Et ne pas oublier non plus que le président des Etats-Unis a moins de pouvoir sur la scène intérieure de son pays, que n’importe quel autre chef d’Etat, car il s’agit d’un pays fédéral, construit autour de la protection du citoyen. Et que relativement à sa population, les Etats-Unis d’Amérique ne comptent à ce jour pas plus de malades du COVID 19 que la Suisse.
Bien sûr, la crise économique à venir frappera durement Washington comme le monde entier. Mais la capacité américaine à mobiliser ses ressources doit dès à présent être observée de très près. Car l’économie américaine a besoin avant toute chose d’exporter, et donc de clore rapidement ce chapitre désastreux de la pandémie virale.
Donald Trump a lancé toutes les forces vives de son pays dans la recherche tous azimuts du vaccin, comme dans le redressement de son économie qui devra impérativement intervenir avant le mois de novembre. Date buttoir des prochaines élections présidentielles américaines le concernant.

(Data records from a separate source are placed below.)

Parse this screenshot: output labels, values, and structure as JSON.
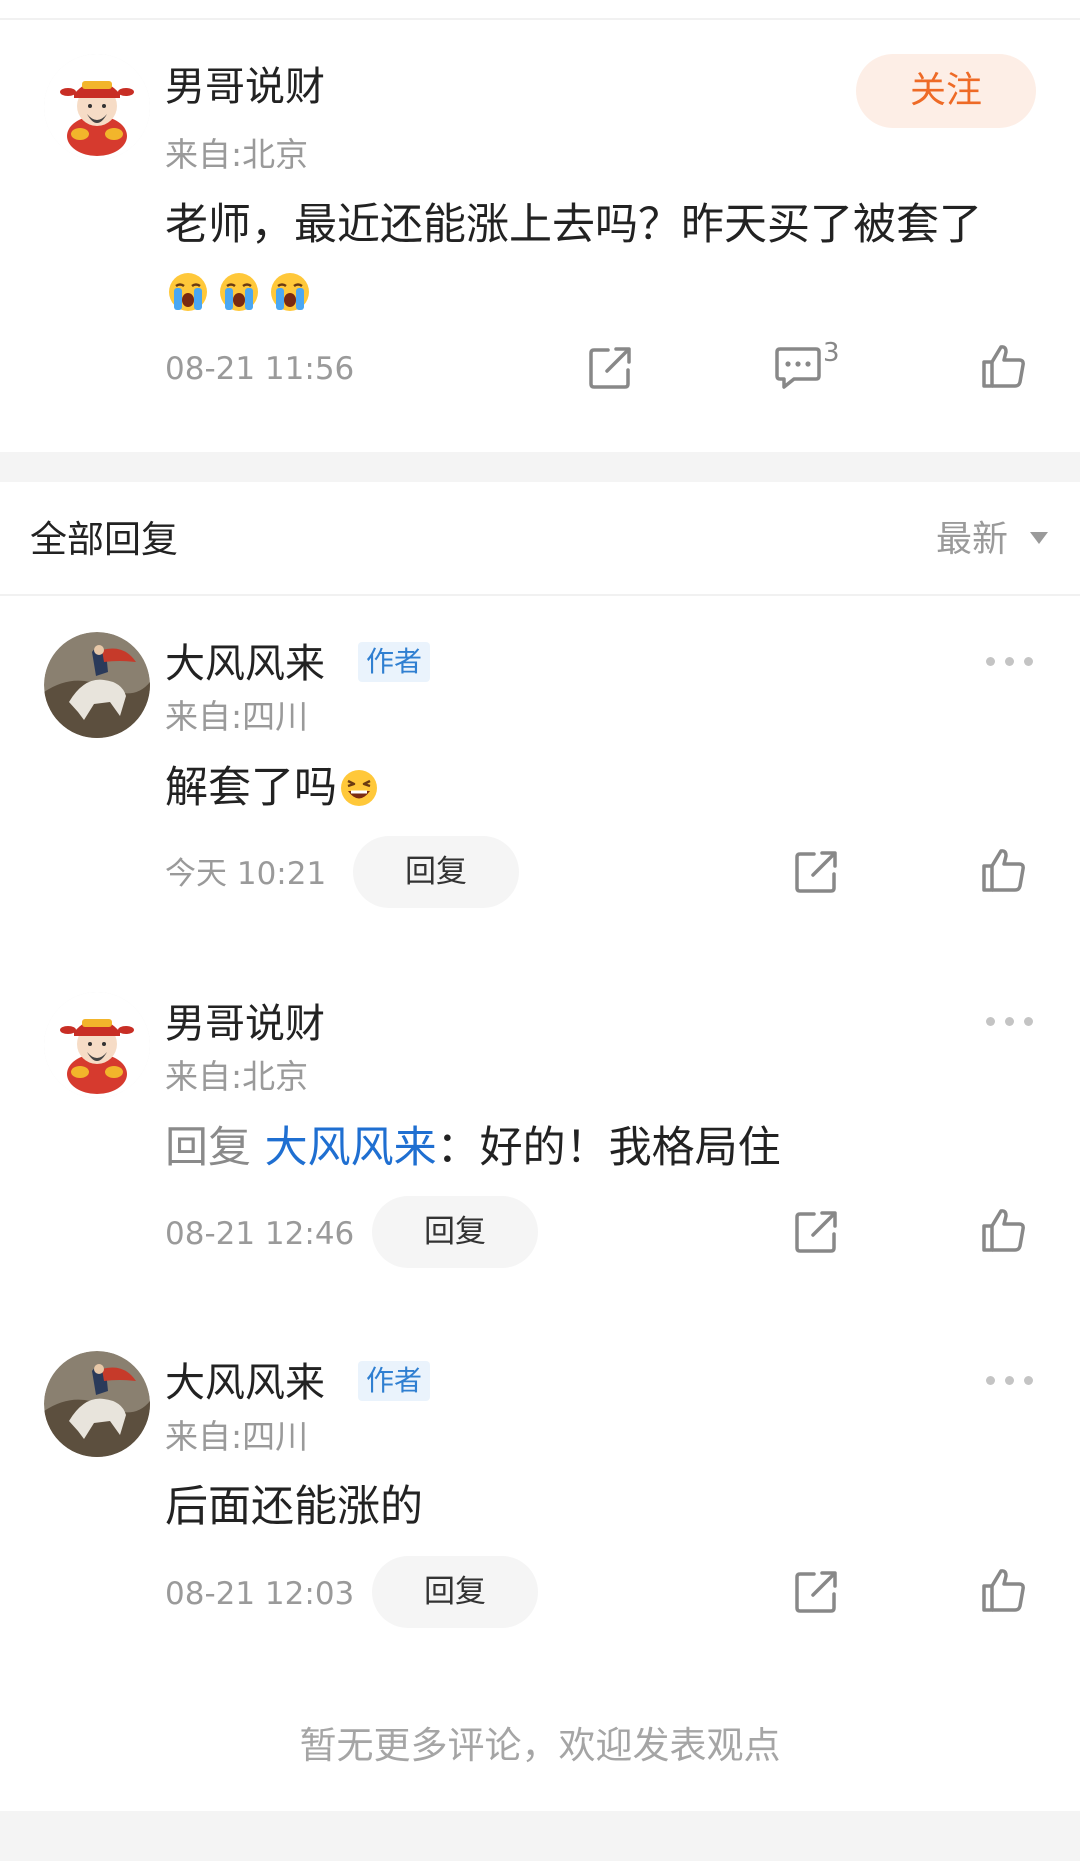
{
  "main_comment": {
    "author": "男哥说财",
    "location": "来自:北京",
    "text": "老师，最近还能涨上去吗？昨天买了被套了",
    "emojis": [
      "crying-emoji",
      "crying-emoji",
      "crying-emoji"
    ],
    "time": "08-21 11:56",
    "follow_label": "关注",
    "comment_count": "3"
  },
  "replies_header": {
    "title": "全部回复",
    "sort_label": "最新"
  },
  "replies": [
    {
      "author": "大风风来",
      "badge": "作者",
      "location": "来自:四川",
      "text": "解套了吗",
      "emoji": "laughing-emoji",
      "time": "今天 10:21",
      "reply_label": "回复"
    },
    {
      "author": "男哥说财",
      "location": "来自:北京",
      "reply_prefix": "回复",
      "reply_target": "大风风来",
      "text": "：好的！我格局住",
      "time": "08-21 12:46",
      "reply_label": "回复"
    },
    {
      "author": "大风风来",
      "badge": "作者",
      "location": "来自:四川",
      "text": "后面还能涨的",
      "time": "08-21 12:03",
      "reply_label": "回复"
    }
  ],
  "footer": {
    "no_more_text": "暂无更多评论，欢迎发表观点"
  },
  "colors": {
    "follow_text": "#ee6a26",
    "follow_bg": "#fdeee6",
    "author_badge_text": "#2f7fd1",
    "author_badge_bg": "#eaf3fc",
    "reply_target": "#1f6fd1"
  }
}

Mais les entreprises de haute technologie, comme les autres, connaîtront des jours difficiles. Et des concentrations sectorielles sont à prévoir, mais aussi des rééquilibrages dans la valorisation des start-up, voire des difficultés de financement pour les levées de fonds. Un changement de modèle financier doit être anticipé, qui privilégiera sans doute des rentabilités de court terme.

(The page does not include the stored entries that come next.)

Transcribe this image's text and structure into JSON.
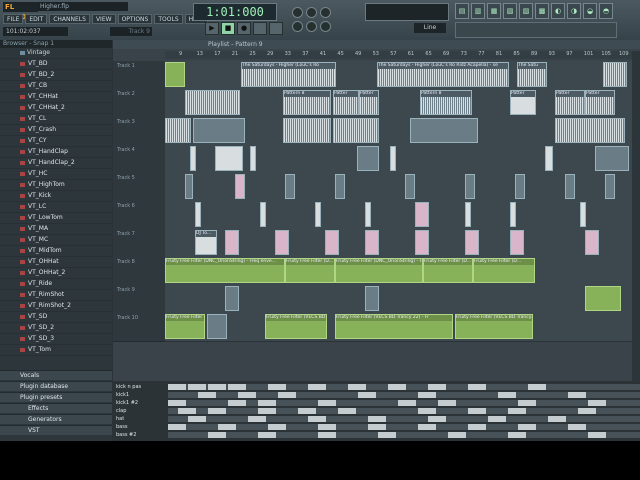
{
  "app": {
    "logo": "FL STUDIO",
    "file": "Higher.flp"
  },
  "menu": [
    "FILE",
    "EDIT",
    "CHANNELS",
    "VIEW",
    "OPTIONS",
    "TOOLS",
    "HELP"
  ],
  "hint": "101:02:037",
  "hint_right": "Track 9",
  "transport": {
    "time": "1:01:000",
    "line": "Line"
  },
  "browser": {
    "header": "Browser - Snap 1",
    "folder": "Vintage",
    "items": [
      "VT_BD",
      "VT_BD_2",
      "VT_CB",
      "VT_CHHat",
      "VT_CHHat_2",
      "VT_CL",
      "VT_Crash",
      "VT_CY",
      "VT_HandClap",
      "VT_HandClap_2",
      "VT_HC",
      "VT_HighTom",
      "VT_Kick",
      "VT_LC",
      "VT_LowTom",
      "VT_MA",
      "VT_MC",
      "VT_MidTom",
      "VT_OHHat",
      "VT_OHHat_2",
      "VT_Ride",
      "VT_RimShot",
      "VT_RimShot_2",
      "VT_SD",
      "VT_SD_2",
      "VT_SD_3",
      "VT_Tom"
    ],
    "bottom": [
      "Vocals",
      "Plugin database",
      "Plugin presets",
      "Effects",
      "Generators",
      "VST"
    ]
  },
  "playlist": {
    "title": "Playlist - Pattern 9",
    "ruler": [
      "9",
      "13",
      "17",
      "21",
      "25",
      "29",
      "33",
      "37",
      "41",
      "45",
      "49",
      "53",
      "57",
      "61",
      "65",
      "69",
      "73",
      "77",
      "81",
      "85",
      "89",
      "93",
      "97",
      "101",
      "105",
      "109",
      "113"
    ],
    "tracks": [
      "Track 1",
      "Track 2",
      "Track 3",
      "Track 4",
      "Track 5",
      "Track 6",
      "Track 7",
      "Track 8",
      "Track 9",
      "Track 10"
    ],
    "clip_text": {
      "t1a": "The Saturdays - Higher (LouC's Ro",
      "t1b": "The Saturdays - Higher (LouC's Ro Ridz Acapella) - se",
      "t1c": "The Satu",
      "pattern": "Patter",
      "pattern8": "Pattern 8",
      "t7": "DJ To...",
      "t8": "Fruity Free Filter (DNC_OrionString) - Freq enve...",
      "t8b": "Fruity Free Filter (DNC_OrionString) - Freq",
      "t8c": "Fruity Free Filter (D...",
      "t10": "Fruity Free Filter (VECS BD Trancy...",
      "t10b": "Fruity Free Filter (VECS BD Trancy 22) - Fr"
    }
  },
  "pianoroll": {
    "rows": [
      "kick n pas",
      "kick1",
      "kick1 #2",
      "clap",
      "hat",
      "bass",
      "bass #2"
    ]
  }
}
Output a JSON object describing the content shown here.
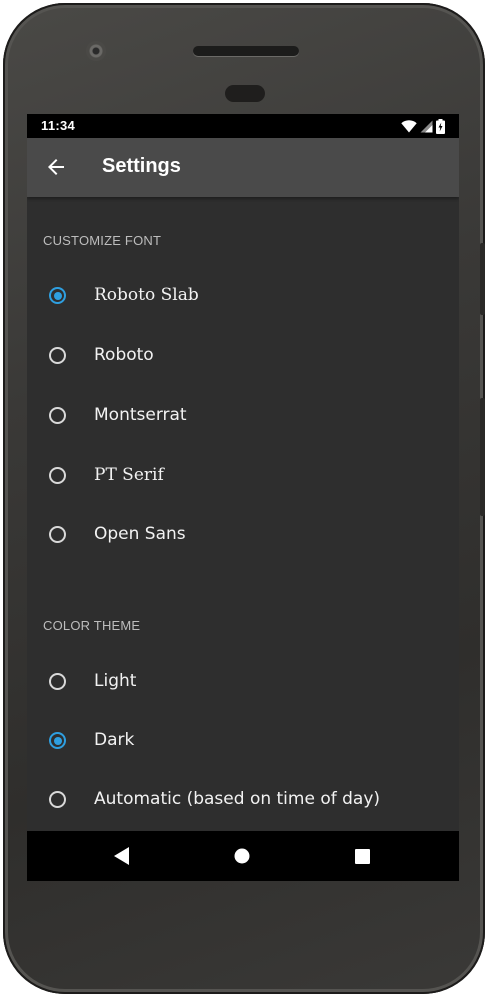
{
  "status_bar": {
    "time": "11:34",
    "icons": [
      "wifi-icon",
      "signal-icon",
      "battery-charging-icon"
    ]
  },
  "app_bar": {
    "back_icon": "arrow-back-icon",
    "title": "Settings"
  },
  "sections": {
    "font": {
      "header": "CUSTOMIZE FONT",
      "options": [
        {
          "label": "Roboto Slab",
          "selected": true
        },
        {
          "label": "Roboto",
          "selected": false
        },
        {
          "label": "Montserrat",
          "selected": false
        },
        {
          "label": "PT Serif",
          "selected": false
        },
        {
          "label": "Open Sans",
          "selected": false
        }
      ]
    },
    "theme": {
      "header": "COLOR THEME",
      "options": [
        {
          "label": "Light",
          "selected": false
        },
        {
          "label": "Dark",
          "selected": true
        },
        {
          "label": "Automatic (based on time of day)",
          "selected": false
        }
      ]
    }
  },
  "nav_bar": {
    "icons": [
      "back-triangle-icon",
      "home-circle-icon",
      "recents-square-icon"
    ]
  },
  "colors": {
    "accent": "#2e9fe0",
    "background": "#2e2e2e",
    "app_bar": "#4a4a4a"
  }
}
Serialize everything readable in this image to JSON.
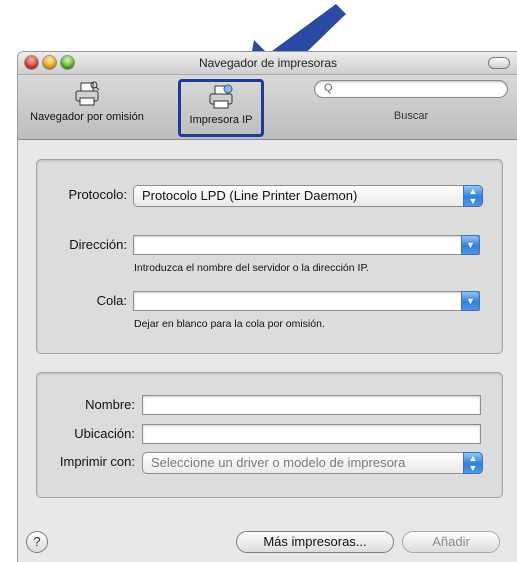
{
  "window": {
    "title": "Navegador de impresoras"
  },
  "toolbar": {
    "default_browser_label": "Navegador por omisión",
    "ip_printer_label": "Impresora IP",
    "search_placeholder": "Q",
    "search_label": "Buscar"
  },
  "form": {
    "protocol_label": "Protocolo:",
    "protocol_value": "Protocolo LPD (Line Printer Daemon)",
    "address_label": "Dirección:",
    "address_value": "",
    "address_hint": "Introduzca el nombre del servidor o la dirección IP.",
    "queue_label": "Cola:",
    "queue_value": "",
    "queue_hint": "Dejar en blanco para la cola por omisión.",
    "name_label": "Nombre:",
    "name_value": "",
    "location_label": "Ubicación:",
    "location_value": "",
    "print_with_label": "Imprimir con:",
    "print_with_value": "Seleccione un driver o modelo de impresora"
  },
  "footer": {
    "help_label": "?",
    "more_printers_label": "Más impresoras...",
    "add_label": "Añadir"
  },
  "colors": {
    "highlight_border": "#1f3b9a",
    "arrow": "#2a4aa3",
    "accent_blue": "#2f7fe0"
  }
}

Mais la planète «Amérique» connait elle aussi une tectonique très particulière: le pays qui a vu naître les GAFAM et les réseaux sociaux, ces magnifiques machines de guerre à capter et engranger les données personnelles du monde entier, ne reste pas les bras croisés devant les coups de boutoir du Chinois Alibaba!

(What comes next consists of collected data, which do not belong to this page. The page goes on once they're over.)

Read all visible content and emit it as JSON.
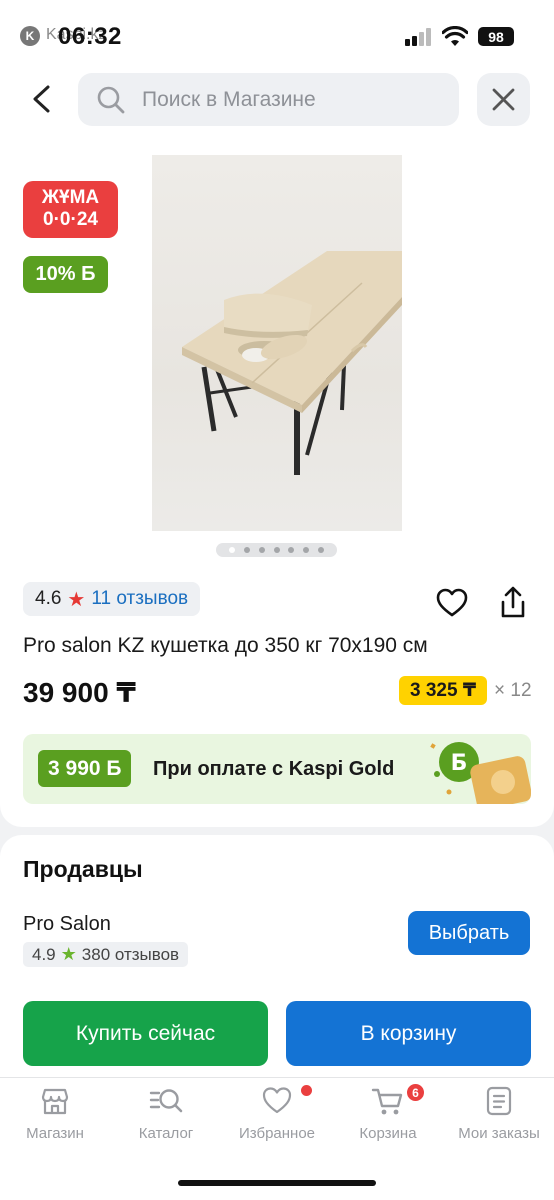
{
  "status_bar": {
    "carrier": "Kaspi.kz",
    "time": "06:32",
    "battery": "98"
  },
  "search": {
    "placeholder": "Поиск в Магазине"
  },
  "badges": {
    "promo": "ЖҰМА 0·0·24",
    "promo_line1": "ЖҰМА",
    "promo_line2": "0·0·24",
    "bonus": "10% Б"
  },
  "gallery": {
    "total_images": 7,
    "current_index": 1
  },
  "product": {
    "rating": "4.6",
    "reviews": "11 отзывов",
    "title": "Pro salon KZ кушетка до 350 кг 70х190 см",
    "price": "39 900 ₸",
    "installment": "3 325 ₸",
    "installment_months": "× 12"
  },
  "gold_banner": {
    "bonus": "3 990 Б",
    "text": "При оплате с Kaspi Gold"
  },
  "sellers": {
    "heading": "Продавцы",
    "items": [
      {
        "name": "Pro Salon",
        "rating": "4.9",
        "reviews": "380 отзывов",
        "button": "Выбрать"
      }
    ]
  },
  "actions": {
    "buy_now": "Купить сейчас",
    "add_to_cart": "В корзину"
  },
  "tabbar": {
    "items": [
      {
        "label": "Магазин",
        "icon": "store-icon"
      },
      {
        "label": "Каталог",
        "icon": "catalog-search-icon"
      },
      {
        "label": "Избранное",
        "icon": "heart-icon",
        "dot": true
      },
      {
        "label": "Корзина",
        "icon": "cart-icon",
        "badge": "6"
      },
      {
        "label": "Мои заказы",
        "icon": "orders-icon"
      }
    ]
  },
  "colors": {
    "primary_blue": "#1473d4",
    "buy_green": "#16a34a",
    "bonus_green": "#5a9f20",
    "promo_red": "#ea3f3f",
    "installment_yellow": "#ffd200"
  }
}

Un géant pharmaceutique comme Gilead Sciences, qui a investi des milliards de dollars dans la recherche d’un vaccin contre le Sida, sans résultat à ce jour, a gagné plus de 16% en bourse en une seule journée après la publication de résultats encourageants sur l’efficacité d’un antiviral contre le Covid-19: le «Remdesivir». Un médicament pourtant couteux, et qui n’est sans doute pas destiné aux marchés émergents s’il devait être commercialisé…
Mais pour ces laboratoires, il faut à tout prix rester dans la course au traitement, et protéger coûte que coûte sa surface financière. Et cela, quels que soient les résultats réels des recherches en cours. Il leur faut aussi et naturellement se préserver pour les combats titanesques à venir.
De leur côté, les mastodontes «Apple et Google» ont créé une plateforme logicielle commune «clé en mains», qui est d’ores et déjà offerte gratuitement aux gouvernements du monde entier. Le tout, au prétexte de mettre en place des stratégies de «tracking intelligent» des populations infectées par le nouveau coronavirus, à des fins de bonne gestion sanitaire.
Souvenons-nous de ce dicton populaire: «si c’est gratuit, c’est que c’est vous le produit.» Car l’objectif est bien là: la captation massive de nos données qui est l’un des moteurs de la nouvelle économie. Et dans ce registre, les Américains ont plusieurs longueurs d’avance sur le reste du monde. Et cela, même face à un régime chinois très investi dans la reconnaissance faciale de sa population.
N’acceptons-nous pas également, bien trop facilement, de payer très cher une technologie mobile qui référence nos empreintes digitales personnelles par le truchement de nos téléphones portables. Et le tout, sans savoir exactement ce qu’elles deviennent ensuite, alors même que nous refusons par ailleurs de le faire gracieusement et civiquement, au bénéfice des services de renseignement ou de police de notre propres pays dont les actions régaliennes sont pourtant strictement encadrées par la loi française?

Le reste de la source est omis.